Close, but no cigar: Gary Cooper also came up with two ideas for the Maine State Quarter (above), one of a moose and Katahdin, another of Portland Head Light. The actual coin wound up depicting another lighthouse, Pemaquid Point Light. Courtesy of Gary Cooper.
A Belfast artist designs the U.S. Mint’s commemorative moon-landing coin.
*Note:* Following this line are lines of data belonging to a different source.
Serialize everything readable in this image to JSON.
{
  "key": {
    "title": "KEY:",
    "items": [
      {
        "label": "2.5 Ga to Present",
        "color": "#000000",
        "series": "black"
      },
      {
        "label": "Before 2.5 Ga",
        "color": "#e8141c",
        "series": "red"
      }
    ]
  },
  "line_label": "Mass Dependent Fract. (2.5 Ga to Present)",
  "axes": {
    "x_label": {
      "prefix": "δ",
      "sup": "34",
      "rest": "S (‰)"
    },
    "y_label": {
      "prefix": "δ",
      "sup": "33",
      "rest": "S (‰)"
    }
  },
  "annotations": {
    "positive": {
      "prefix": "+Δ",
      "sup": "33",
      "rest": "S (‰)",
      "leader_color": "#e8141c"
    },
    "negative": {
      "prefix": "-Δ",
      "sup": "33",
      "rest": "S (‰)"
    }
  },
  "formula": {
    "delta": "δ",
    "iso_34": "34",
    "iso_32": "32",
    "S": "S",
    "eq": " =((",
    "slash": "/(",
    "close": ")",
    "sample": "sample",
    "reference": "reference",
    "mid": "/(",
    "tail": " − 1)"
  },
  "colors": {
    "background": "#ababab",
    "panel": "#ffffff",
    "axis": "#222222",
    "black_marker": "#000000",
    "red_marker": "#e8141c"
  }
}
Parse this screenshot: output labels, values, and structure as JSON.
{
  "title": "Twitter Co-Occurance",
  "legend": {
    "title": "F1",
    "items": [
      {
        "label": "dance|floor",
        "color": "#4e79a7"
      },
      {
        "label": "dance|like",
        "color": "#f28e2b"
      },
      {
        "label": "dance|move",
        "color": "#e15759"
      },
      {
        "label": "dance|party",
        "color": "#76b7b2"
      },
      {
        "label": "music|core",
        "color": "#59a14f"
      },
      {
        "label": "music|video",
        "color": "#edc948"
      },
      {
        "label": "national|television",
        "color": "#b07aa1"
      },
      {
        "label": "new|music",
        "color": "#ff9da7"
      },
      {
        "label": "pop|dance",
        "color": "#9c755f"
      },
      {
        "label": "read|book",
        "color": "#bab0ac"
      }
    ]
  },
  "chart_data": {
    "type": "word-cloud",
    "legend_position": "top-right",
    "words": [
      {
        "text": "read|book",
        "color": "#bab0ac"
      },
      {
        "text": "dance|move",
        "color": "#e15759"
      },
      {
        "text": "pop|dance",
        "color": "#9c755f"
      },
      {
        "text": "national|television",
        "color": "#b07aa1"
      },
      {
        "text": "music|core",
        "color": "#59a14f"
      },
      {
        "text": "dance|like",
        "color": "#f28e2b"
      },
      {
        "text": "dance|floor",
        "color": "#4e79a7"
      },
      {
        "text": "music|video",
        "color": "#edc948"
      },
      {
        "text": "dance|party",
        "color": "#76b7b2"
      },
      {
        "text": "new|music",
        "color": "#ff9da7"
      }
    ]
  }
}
As a kid at the beach, Gary Cooper had a knack for spotting loose change, which he’d exchange for ice cream and hot dogs. Soon, he was hooked, not on coins’ monetary value but on their history. A sculptor by trade, with several bronze-relief memorial plaques hanging in Maine’s State House, Cooper also has a serious collection of rare coins. And ever since high school, in the ’60s, he’s dreamed of designing them. Back then, he wrote the director of the U.S. Mint, to see if he could help with the Eisenhower dollar. The director politely declined. A few years back, he was runner-up in the Mint’s design contest for a Baseball Hall of Fame 75th-anniversary coin. In between, he pitched numerous other ideas. Then, for a coin to mark 50 years since the Apollo 11 moon landing, Cooper mocked up a footprint in moon dust, and for the first time, the Mint gave him the thumbs-up. His winning design, the artist says, was ultimately a no-brainer. “I recall seeing those first footprints, and it made so many people feel like that was their own footprint” he says. “I’ve never seen anything like that since.” Now, that image design will be on the flip side of commemorative $5, $1, and half-dollar coins. “I still don’t believe it,” Cooper says. “I was just keeping at it, loving it all the way, and then it finally happened.”